アルヴァッハは重々しくうなずいて、フェルメスに通訳の続きをうながす。
「『煮込みうどん』なる料理も、きわめて高い完成度を有していた。その素晴らしい味わいを有する煮汁に、数々の食材を織り交ぜることで、こちらの副菜はこれほどまでの調和を得ることになったのであろう。また、ジャガルの食材であるホボイの油とケルの根が、ドゥラの食材である魚醤とこうまで見事な調和を見せていることが、ひとつの大きな驚きである。ホボイの油が持つ香ばしさとまろやかな風味に、ケルの根の刺激的な味わいが、魚醤の有する魚の旨みと得も言われぬ結合を果たしている。そしてさらに、タウ油を基調とした深みのある煮汁が、それらを見事にまとめあげているのである。タウ油と魚醤に似た部分が多いことは承知していたが、それがアスタの手腕によってまたとなき調和を為している。簡素きわまりない副菜の中に、これだけ鮮烈な味の結晶を見出して、我は心臓をわしづかみにされたような心地である」
そこでフェルメスは息をついたが、まだまだ続きがありそうであったので、とりあえず俺はアルヴァッハに目礼をしておいた。

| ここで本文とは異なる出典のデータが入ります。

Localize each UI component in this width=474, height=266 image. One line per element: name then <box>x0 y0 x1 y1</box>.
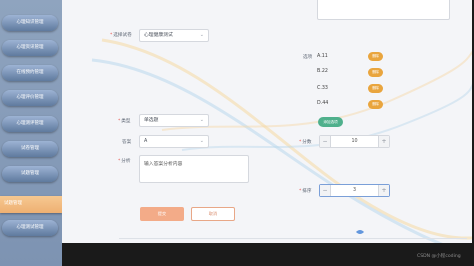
answer-select[interactable]: A ⌄ <box>139 135 209 148</box>
score-stepper[interactable]: − 10 + <box>319 135 390 148</box>
delete-option-b-button[interactable]: 删除 <box>368 68 383 77</box>
score-label: *分数 <box>299 140 312 145</box>
add-option-button[interactable]: 添加选项 <box>318 117 343 127</box>
sidebar-item-tests[interactable]: 心理测试管理 <box>2 220 58 236</box>
sidebar-item-assessment[interactable]: 心理测评管理 <box>2 116 58 132</box>
sidebar-item-questions[interactable]: 试题管理 <box>2 166 58 182</box>
sort-stepper[interactable]: − 3 + <box>319 184 390 197</box>
option-d: D.44 <box>317 101 329 106</box>
chevron-down-icon: ⌄ <box>199 32 204 38</box>
sort-label: *排序 <box>299 189 312 194</box>
sidebar-item-evaluation[interactable]: 心理评价管理 <box>2 90 58 106</box>
sidebar-item-questions-active[interactable]: 试题管理 <box>0 196 62 213</box>
plus-icon[interactable]: + <box>378 185 389 196</box>
score-value: 10 <box>351 139 358 144</box>
paper-value: 心理健康测试 <box>144 33 173 38</box>
plus-icon[interactable]: + <box>378 136 389 147</box>
type-label: *类型 <box>118 119 131 124</box>
main-content: *选择试卷 心理健康测试 ⌄ 选项 A.11 删除 B.22 删除 C.33 删… <box>62 0 472 243</box>
answer-value: A <box>144 139 148 144</box>
delete-option-a-button[interactable]: 删除 <box>368 52 383 61</box>
analysis-textarea[interactable]: 输入答案分析内容 <box>139 155 249 183</box>
paper-select[interactable]: 心理健康测试 ⌄ <box>139 29 209 42</box>
options-label: 选项 <box>303 55 313 60</box>
cursor-icon <box>356 230 364 234</box>
analysis-label: *分析 <box>118 159 131 164</box>
sort-value[interactable]: 3 <box>330 185 379 196</box>
type-select[interactable]: 单选题 ⌄ <box>139 114 209 127</box>
top-textarea[interactable] <box>317 0 450 20</box>
sidebar-item-knowledge[interactable]: 心理知识管理 <box>2 15 58 31</box>
watermark: CSDN @小程coding <box>417 254 461 259</box>
delete-option-d-button[interactable]: 删除 <box>368 100 383 109</box>
analysis-placeholder: 输入答案分析内容 <box>144 162 183 167</box>
type-value: 单选题 <box>144 118 159 123</box>
answer-label: 答案 <box>122 140 132 145</box>
cancel-button[interactable]: 取消 <box>191 207 235 221</box>
chevron-down-icon: ⌄ <box>199 138 204 144</box>
delete-option-c-button[interactable]: 删除 <box>368 84 383 93</box>
option-c: C.33 <box>317 86 328 91</box>
option-b: B.22 <box>317 69 328 74</box>
sidebar: 心理知识管理 心理资讯管理 在线预约管理 心理评价管理 心理测评管理 试卷管理 … <box>0 0 62 266</box>
submit-button[interactable]: 提交 <box>140 207 184 221</box>
chevron-down-icon: ⌄ <box>199 117 204 123</box>
option-a: A.11 <box>317 54 328 59</box>
sidebar-item-appointment[interactable]: 在线预约管理 <box>2 65 58 81</box>
paper-label: *选择试卷 <box>110 33 132 38</box>
sidebar-item-papers[interactable]: 试卷管理 <box>2 141 58 157</box>
sidebar-item-news[interactable]: 心理资讯管理 <box>2 40 58 56</box>
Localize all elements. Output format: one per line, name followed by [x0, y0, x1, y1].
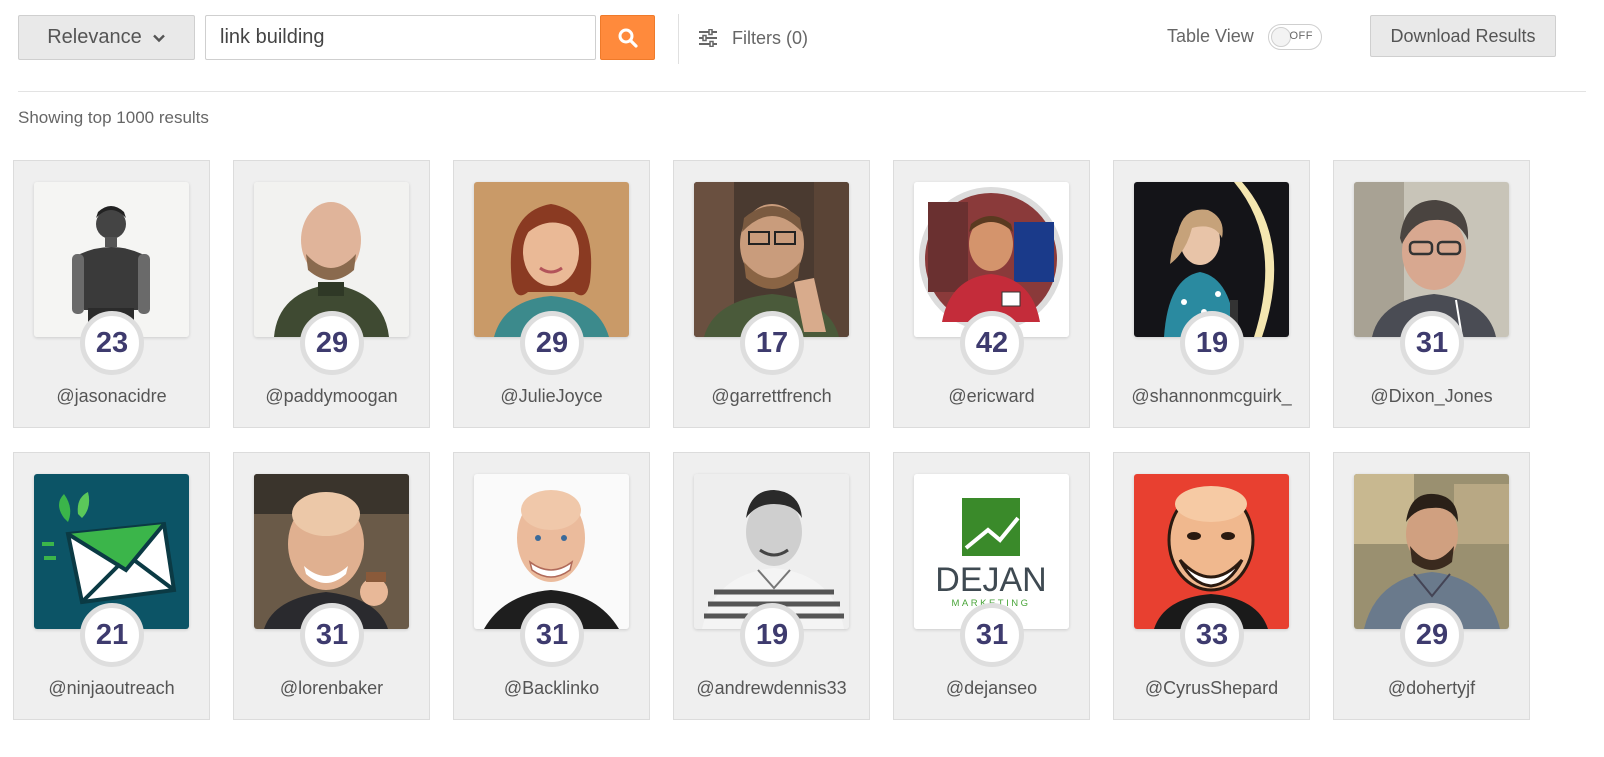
table-view-toggle[interactable]: OFF	[1268, 24, 1322, 50]
influencer-card[interactable]: 29 @JulieJoyce	[453, 160, 650, 428]
filters-button[interactable]: Filters (0)	[698, 22, 808, 54]
search-icon	[618, 28, 638, 48]
logo-text: DEJAN	[935, 561, 1046, 599]
sort-dropdown-label: Relevance	[47, 26, 142, 48]
score-badge: 31	[300, 603, 364, 667]
search-input[interactable]	[205, 15, 596, 60]
influencer-card[interactable]: 31 @Backlinko	[453, 452, 650, 720]
search-button[interactable]	[600, 15, 655, 60]
score-badge: 17	[740, 311, 804, 375]
score-badge: 31	[520, 603, 584, 667]
score-badge: 23	[80, 311, 144, 375]
sort-dropdown[interactable]: Relevance	[18, 15, 195, 60]
handle-label: @JulieJoyce	[500, 386, 603, 406]
influencer-card[interactable]: 23 @jasonacidre	[13, 160, 210, 428]
influencer-card[interactable]: 33 @CyrusShepard	[1113, 452, 1310, 720]
handle-label: @jasonacidre	[56, 386, 167, 406]
score-badge: 29	[520, 311, 584, 375]
score-badge: 31	[1400, 311, 1464, 375]
score-badge: 19	[740, 603, 804, 667]
handle-label: @dejanseo	[945, 678, 1038, 698]
toolbar-divider	[678, 14, 679, 64]
influencer-card[interactable]: 19 @andrewdennis33	[673, 452, 870, 720]
toggle-knob	[1271, 27, 1291, 47]
handle-label: @Backlinko	[503, 678, 600, 698]
header-divider	[18, 91, 1586, 92]
handle-label: @CyrusShepard	[1144, 678, 1279, 698]
score-badge: 31	[960, 603, 1024, 667]
influencer-card[interactable]: DEJANMARKETING 31 @dejanseo	[893, 452, 1090, 720]
score-badge: 33	[1180, 603, 1244, 667]
score-badge: 19	[1180, 311, 1244, 375]
influencer-card[interactable]: 31 @lorenbaker	[233, 452, 430, 720]
score-badge: 29	[300, 311, 364, 375]
toolbar: Relevance Filters (0) Table View OFF Dow…	[0, 0, 1604, 92]
influencer-card[interactable]: 31 @Dixon_Jones	[1333, 160, 1530, 428]
handle-label: @garrettfrench	[711, 386, 832, 406]
filters-label: Filters (0)	[732, 27, 808, 48]
score-badge: 42	[960, 311, 1024, 375]
influencer-card[interactable]: 21 @ninjaoutreach	[13, 452, 210, 720]
handle-label: @Dixon_Jones	[1370, 386, 1493, 406]
score-badge: 29	[1400, 603, 1464, 667]
influencer-card[interactable]: 17 @garrettfrench	[673, 160, 870, 428]
handle-label: @ericward	[948, 386, 1035, 406]
handle-label: @ninjaoutreach	[48, 678, 175, 698]
table-view-label: Table View	[1167, 26, 1254, 46]
influencer-card[interactable]: 29 @dohertyjf	[1333, 452, 1530, 720]
influencer-card[interactable]: 19 @shannonmcguirk_	[1113, 160, 1310, 428]
download-results-button[interactable]: Download Results	[1370, 15, 1556, 57]
influencer-card[interactable]: 42 @ericward	[893, 160, 1090, 428]
toggle-state-label: OFF	[1289, 30, 1313, 42]
chevron-down-icon	[152, 34, 165, 42]
sliders-icon	[699, 29, 717, 47]
score-badge: 21	[80, 603, 144, 667]
handle-label: @lorenbaker	[279, 678, 384, 698]
handle-label: @andrewdennis33	[696, 678, 847, 698]
results-count: Showing top 1000 results	[18, 108, 209, 127]
handle-label: @paddymoogan	[265, 386, 398, 406]
influencer-card[interactable]: 29 @paddymoogan	[233, 160, 430, 428]
handle-label: @shannonmcguirk_	[1131, 386, 1292, 406]
handle-label: @dohertyjf	[1387, 678, 1476, 698]
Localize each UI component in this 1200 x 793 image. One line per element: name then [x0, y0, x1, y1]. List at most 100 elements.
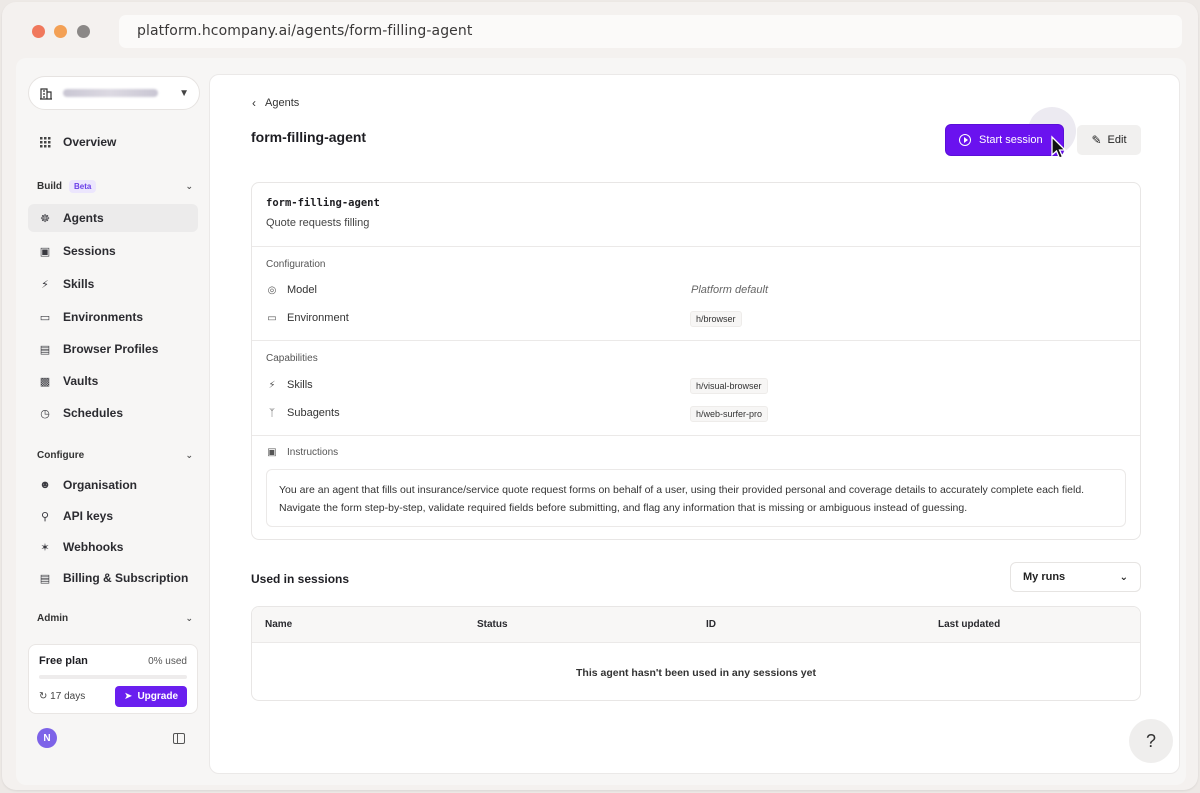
divider [252, 435, 1140, 436]
browser-topbar: platform.hcompany.ai/agents/form-filling… [2, 2, 1198, 58]
plan-usage: 0% used [148, 655, 187, 667]
skills-label: ⚡ Skills [266, 379, 313, 391]
organization-name-redacted [63, 89, 158, 97]
environment-label-text: Environment [287, 312, 349, 324]
section-label: Build [37, 181, 62, 192]
user-avatar[interactable]: N [37, 728, 57, 748]
credit-card-icon: ▤ [39, 572, 51, 585]
sidebar-item-label: Vaults [63, 374, 99, 388]
monitor-icon: ▭ [267, 312, 277, 324]
chevron-left-icon: ‹ [252, 96, 256, 110]
runs-filter-select[interactable]: My runs ⌄ [1010, 562, 1141, 592]
empty-state-message: This agent hasn't been used in any sessi… [576, 667, 816, 679]
sidebar-item-vaults[interactable]: ▩ Vaults [28, 367, 198, 395]
key-icon: ⚲ [40, 510, 50, 523]
edit-label: Edit [1107, 134, 1127, 146]
column-header-id[interactable]: ID [706, 619, 716, 630]
beta-badge: Beta [69, 180, 97, 193]
sidebar-item-webhooks[interactable]: ✶ Webhooks [28, 533, 198, 561]
building-icon [40, 88, 52, 100]
users-icon: ☻ [39, 479, 51, 491]
maximize-window-button[interactable] [77, 25, 90, 38]
start-session-button[interactable]: Start session [946, 125, 1063, 155]
divider [252, 246, 1140, 247]
sidebar-item-label: API keys [63, 509, 114, 523]
minimize-window-button[interactable] [54, 25, 67, 38]
plan-title: Free plan [39, 655, 88, 667]
runs-filter-value: My runs [1023, 571, 1066, 583]
section-label: Admin [37, 613, 69, 624]
admin-section-header[interactable]: Admin ⌄ [37, 613, 193, 624]
target-icon: ◎ [267, 284, 277, 296]
agent-description: Quote requests filling [266, 217, 370, 229]
page-viewport: ▼ Overview Build Beta ⌄ ☸ Agents ▣ Sessi… [16, 58, 1186, 785]
chevron-down-icon: ⌄ [185, 613, 193, 623]
sidebar-toggle-icon[interactable] [173, 733, 185, 744]
agents-icon: ☸ [40, 212, 50, 225]
model-label: ◎ Model [266, 284, 317, 296]
configure-section-header[interactable]: Configure ⌄ [37, 450, 193, 461]
chevron-down-icon: ⌄ [185, 181, 193, 191]
subagents-label: ᛉ Subagents [266, 407, 340, 419]
upgrade-label: Upgrade [137, 691, 178, 702]
sidebar-item-skills[interactable]: ⚡ Skills [28, 270, 198, 298]
upgrade-button[interactable]: ➤ Upgrade [115, 686, 187, 707]
mouse-cursor-icon [1051, 135, 1067, 159]
back-link[interactable]: ‹ Agents [252, 96, 299, 110]
skills-label-text: Skills [287, 379, 313, 391]
plan-days-remaining: ↻ 17 days [39, 691, 85, 702]
configuration-label: Configuration [266, 259, 326, 270]
refresh-icon: ↻ [39, 691, 48, 702]
environment-label: ▭ Environment [266, 312, 349, 324]
sessions-table: Name Status ID Last updated This agent h… [251, 606, 1141, 701]
chevron-down-icon: ⌄ [185, 450, 193, 460]
sidebar-item-organisation[interactable]: ☻ Organisation [28, 471, 198, 499]
sidebar-item-environments[interactable]: ▭ Environments [28, 303, 198, 331]
agent-details-card: form-filling-agent Quote requests fillin… [251, 182, 1141, 540]
sidebar-item-label: Agents [63, 211, 104, 225]
instructions-text: You are an agent that fills out insuranc… [266, 469, 1126, 527]
sidebar-item-label: Skills [63, 277, 95, 291]
build-section-header[interactable]: Build Beta ⌄ [37, 180, 193, 193]
main-content: ‹ Agents form-filling-agent Start sessio… [209, 74, 1180, 774]
lightning-icon: ⚡ [41, 278, 49, 291]
sidebar-item-label: Overview [63, 135, 117, 149]
agent-name: form-filling-agent [266, 197, 380, 209]
start-session-label: Start session [979, 134, 1043, 146]
skills-chip: h/visual-browser [690, 378, 768, 394]
sidebar-item-overview[interactable]: Overview [28, 128, 198, 156]
days-text: 17 days [50, 691, 86, 702]
model-label-text: Model [287, 284, 317, 296]
capabilities-label: Capabilities [266, 353, 318, 364]
sidebar-item-browser-profiles[interactable]: ▤ Browser Profiles [28, 335, 198, 363]
edit-button[interactable]: ✎ Edit [1077, 125, 1141, 155]
sidebar-item-label: Browser Profiles [63, 342, 159, 356]
sidebar-item-sessions[interactable]: ▣ Sessions [28, 237, 198, 265]
chevron-down-icon: ⌄ [1119, 571, 1128, 583]
chat-icon: ▣ [39, 245, 51, 258]
sidebar-item-api-keys[interactable]: ⚲ API keys [28, 502, 198, 530]
sessions-section-title: Used in sessions [251, 572, 350, 586]
column-header-name[interactable]: Name [265, 619, 292, 630]
sidebar-item-agents[interactable]: ☸ Agents [28, 204, 198, 232]
close-window-button[interactable] [32, 25, 45, 38]
sidebar-item-billing[interactable]: ▤ Billing & Subscription [28, 564, 198, 592]
page-title: form-filling-agent [251, 129, 367, 145]
chevron-down-icon: ▼ [179, 87, 189, 99]
instructions-label-text: Instructions [287, 447, 339, 458]
instructions-label: ▣ Instructions [266, 447, 338, 458]
column-header-last-updated[interactable]: Last updated [938, 619, 1000, 630]
sidebar-item-schedules[interactable]: ◷ Schedules [28, 399, 198, 427]
table-header: Name Status ID Last updated [252, 607, 1140, 643]
subagents-label-text: Subagents [287, 407, 340, 419]
grid-icon [38, 135, 52, 149]
webhook-icon: ✶ [40, 541, 50, 554]
lightning-icon: ⚡ [268, 379, 276, 391]
git-branch-icon: ᛉ [269, 407, 275, 419]
model-value: Platform default [691, 284, 769, 296]
organization-switcher[interactable]: ▼ [28, 76, 200, 110]
sidebar-item-label: Organisation [63, 478, 138, 492]
help-button[interactable]: ? [1129, 719, 1173, 763]
address-bar[interactable]: platform.hcompany.ai/agents/form-filling… [119, 15, 1182, 48]
column-header-status[interactable]: Status [477, 619, 508, 630]
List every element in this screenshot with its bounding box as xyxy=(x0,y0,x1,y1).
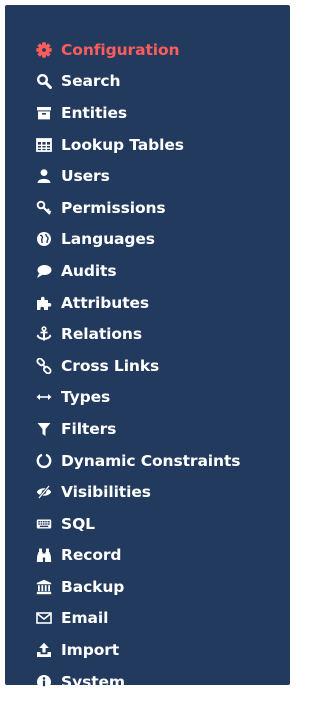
admin-menu: Configuration Search Entities Lookup Tab… xyxy=(35,34,290,697)
menu-item-permissions[interactable]: Permissions xyxy=(35,192,290,224)
menu-item-languages[interactable]: Languages xyxy=(35,224,290,256)
menu-item-label: Search xyxy=(61,72,121,91)
entity-box-icon xyxy=(35,104,53,122)
menu-item-attributes[interactable]: Attributes xyxy=(35,287,290,319)
eye-slash-icon xyxy=(35,483,53,501)
menu-item-lookup-tables[interactable]: Lookup Tables xyxy=(35,129,290,161)
menu-item-label: Audits xyxy=(61,261,117,280)
menu-item-configuration[interactable]: Configuration xyxy=(35,34,290,66)
menu-item-users[interactable]: Users xyxy=(35,160,290,192)
menu-item-filters[interactable]: Filters xyxy=(35,413,290,445)
user-icon xyxy=(35,167,53,185)
menu-item-label: Visibilities xyxy=(61,483,151,502)
admin-sidebar: Configuration Search Entities Lookup Tab… xyxy=(5,5,290,691)
menu-item-label: Email xyxy=(61,609,109,628)
menu-item-relations[interactable]: Relations xyxy=(35,318,290,350)
circle-notch-icon xyxy=(35,452,53,470)
puzzle-icon xyxy=(35,294,53,312)
info-circle-icon xyxy=(35,673,53,691)
menu-item-label: Languages xyxy=(61,230,155,249)
menu-item-label: Users xyxy=(61,167,110,186)
link-icon xyxy=(35,357,53,375)
speech-bubble-icon xyxy=(35,262,53,280)
menu-item-label: Attributes xyxy=(61,293,150,312)
menu-item-import[interactable]: Import xyxy=(35,634,290,666)
menu-item-label: Record xyxy=(61,546,122,565)
menu-item-sql[interactable]: SQL xyxy=(35,508,290,540)
menu-item-label: Dynamic Constraints xyxy=(61,451,241,470)
menu-item-record[interactable]: Record xyxy=(35,540,290,572)
bank-icon xyxy=(35,578,53,596)
gear-icon xyxy=(35,41,53,59)
menu-item-entities[interactable]: Entities xyxy=(35,97,290,129)
menu-item-cross-links[interactable]: Cross Links xyxy=(35,350,290,382)
menu-item-label: Configuration xyxy=(61,40,180,59)
menu-item-label: System xyxy=(61,672,125,691)
filter-icon xyxy=(35,420,53,438)
menu-item-label: Types xyxy=(61,388,111,407)
menu-item-label: Permissions xyxy=(61,198,166,217)
key-icon xyxy=(35,199,53,217)
globe-icon xyxy=(35,230,53,248)
menu-item-system[interactable]: System xyxy=(35,666,290,698)
menu-item-visibilities[interactable]: Visibilities xyxy=(35,476,290,508)
keyboard-icon xyxy=(35,515,53,533)
menu-item-backup[interactable]: Backup xyxy=(35,571,290,603)
binoculars-icon xyxy=(35,546,53,564)
menu-item-label: Entities xyxy=(61,103,128,122)
menu-item-label: Backup xyxy=(61,577,125,596)
menu-item-email[interactable]: Email xyxy=(35,603,290,635)
menu-item-dynamic-constraints[interactable]: Dynamic Constraints xyxy=(35,445,290,477)
envelope-icon xyxy=(35,609,53,627)
menu-item-audits[interactable]: Audits xyxy=(35,255,290,287)
horizontal-arrows-icon xyxy=(35,388,53,406)
menu-item-types[interactable]: Types xyxy=(35,382,290,414)
menu-item-label: Import xyxy=(61,641,120,660)
menu-item-search[interactable]: Search xyxy=(35,66,290,98)
anchor-icon xyxy=(35,325,53,343)
menu-item-label: SQL xyxy=(61,514,95,533)
search-icon xyxy=(35,72,53,90)
menu-item-label: Filters xyxy=(61,419,117,438)
table-icon xyxy=(35,136,53,154)
menu-item-label: Lookup Tables xyxy=(61,135,184,154)
upload-icon xyxy=(35,641,53,659)
menu-item-label: Relations xyxy=(61,325,142,344)
menu-item-label: Cross Links xyxy=(61,356,160,375)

「そして、具材に関してである。ペレは若干の青臭い風味を有しているのみで、味らしい味は備わっていない。ただし、水気が多く、独特の食感を有しているため、脇を支えるのに優れた食材と見なされている。では、この副菜においてもヌニョンパを支える存在であるのか、と考えると――それは、違うように思える。むしろ、ヌニョンパの存在がペレを引き立てているような――ヌニョンパの肉までもが、ペレを彩る味付けのひとつに過ぎないのではないのかと、我はそのような想念にとらわれた。ともあれ、ペレとヌニョンパの双方が存在して、初めてこの料理は成立するのである。それは、シャスカやフワノが単体では料理たりえないのと、同じようなものなのであろうか? ペレが味気ないからこそ、成立する料理。味気ないペレにどれだけ豪奢な宴衣装を纏わせることがかなうか、それを試み、成功した料理であるように思える。そしてその絢爛なる姿に、我は心を揺さぶられてやまないのであろう。ペレをジェノスに運び入れたことは絶対的に正しかったのだという思いを、我は大いなる喜びとともに噛みしめた次第である」
そうしてフェルメスは亜麻色の髪をかきあげながら、「ふう」と息をついた。
「ひとまずは、以上です。アルヴァッハ殿のお言葉は抽象的な表現も多く、通訳のし甲斐がありますね」
「フェルメスもアルヴァッハも、ありがとうございました。そこまでご満足いただけて、心より光栄に思います」
すると、ナナクエムが溜め息でもつきたそうな様子で「アルヴァッハ」と声をあげた。
「貴殿、これだけの時間、使い、副菜しか、語っていない。これ以上、時間、費やすつもりであるか?」
「無論である。『煮込みうどん』、揚げ物料理、および肉料理、まだ語っていない」
「それが、どれだけの時間、費やすか、我、不安の極致である」
そんな両者のやりとりに声を忍ばせて笑ってから、フェルメスが俺に向きなおってきた。
「アスタ。申し訳ないのですが、お茶をもう一杯いただけるでしょうか? 僕も咽喉を湿しておく必要があるようです」
「あ、はい。少々お待ちくださいね」
俺も笑いを噛み殺しながら、そのように応じてみせた。
居合わせた人々の大半は呆れてしまっているようだが、これこそがアルヴァッハというものであろう。アルヴァッハは黒い岩でできた彫像のようにどっしりと座しながら、感想の続きを述べたくてうずうずしているように見えてやまなかった。